Description: A nursing team was formed led by a nurse educator to address the on-boarding of new nurses. A literature review was conducted related to Patricia Benner’s “Novice to Expert Nursing Theory” and the pros and cons of residency programs. The practice transition accreditation program (PTAP) accreditation by the ANCC guideline
for nurse residency programs were reviewed and incorporated into the program. This accreditation sets the global standard for residency programs that transition registered nurses into new practice settings.
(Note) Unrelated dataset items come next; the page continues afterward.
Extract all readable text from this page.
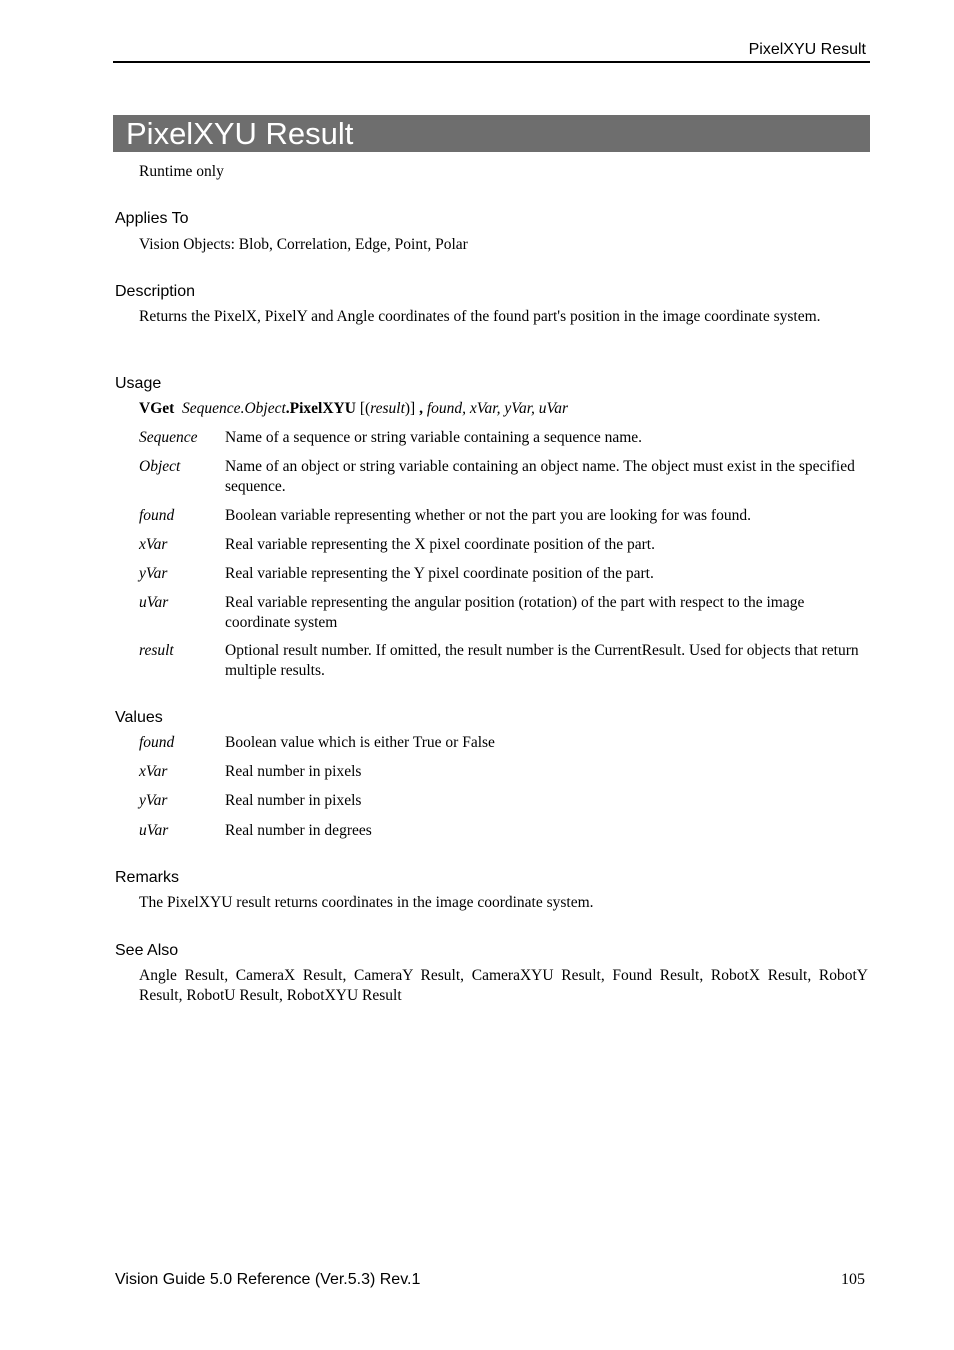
PixelXYU Result
PixelXYU Result
Runtime only
Applies To
Vision Objects: Blob, Correlation, Edge, Point, Polar
Description
Returns the PixelX, PixelY and Angle coordinates of the found part's position in the image coordinate system.
Usage
VGet Sequence.Object.PixelXYU [(result)] , found, xVar, yVar, uVar
Sequence Name of a sequence or string variable containing a sequence name.
Object	Name of an object or string variable containing an object name. The object must exist in the specified sequence.
found	Boolean variable representing whether or not the part you are looking for was found.
xVar	Real variable representing the X pixel coordinate position of the part.
yVar	Real variable representing the Y pixel coordinate position of the part.
uVar	Real variable representing the angular position (rotation) of the part with respect to the image coordinate system
result	Optional result number. If omitted, the result number is the CurrentResult. Used for objects that return multiple results.
Values
found	Boolean value which is either True or False
xVar	Real number in pixels
yVar	Real number in pixels
uVar	Real number in degrees
Remarks
The PixelXYU result returns coordinates in the image coordinate system.
See Also
Angle Result, CameraX Result, CameraY Result, CameraXYU Result, Found Result, RobotX Result, RobotY Result, RobotU Result, RobotXYU Result
Vision Guide 5.0 Reference (Ver.5.3) Rev.1	105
This program aligns with the mission and values of our organization. The program was designed as a 12-month foundational program offering support, education, and training to assist in the transition to a competent registered nurse. Completion of knowledge exams and confidence surveys are assigned throughout the program. Surveys are re-assigned at various times during the 12 months to evaluate the efficacy of the program and assist with seminar topics. The program involved classroom, simulation, and computer-based training. Sessions are facilitated by professional development director, clinical educators, or subject matter experts. During the 12-month residency, each nurse resident will complete and present an evidence-based project. Residents are encouraged to support quality indicators and other processes that can be improved when choosing topics for the evidence-based practice projects. Projects are presented during the completion ceremony at the end of the program.

Evaluation and outcomes: In 2020-2021, there are approximately 223 nurse residents enrolled in the program, of which 49 will be set to graduate the program in February and 45 in July 2021. This program has resulted in increased nurse retention and nurse satisfaction.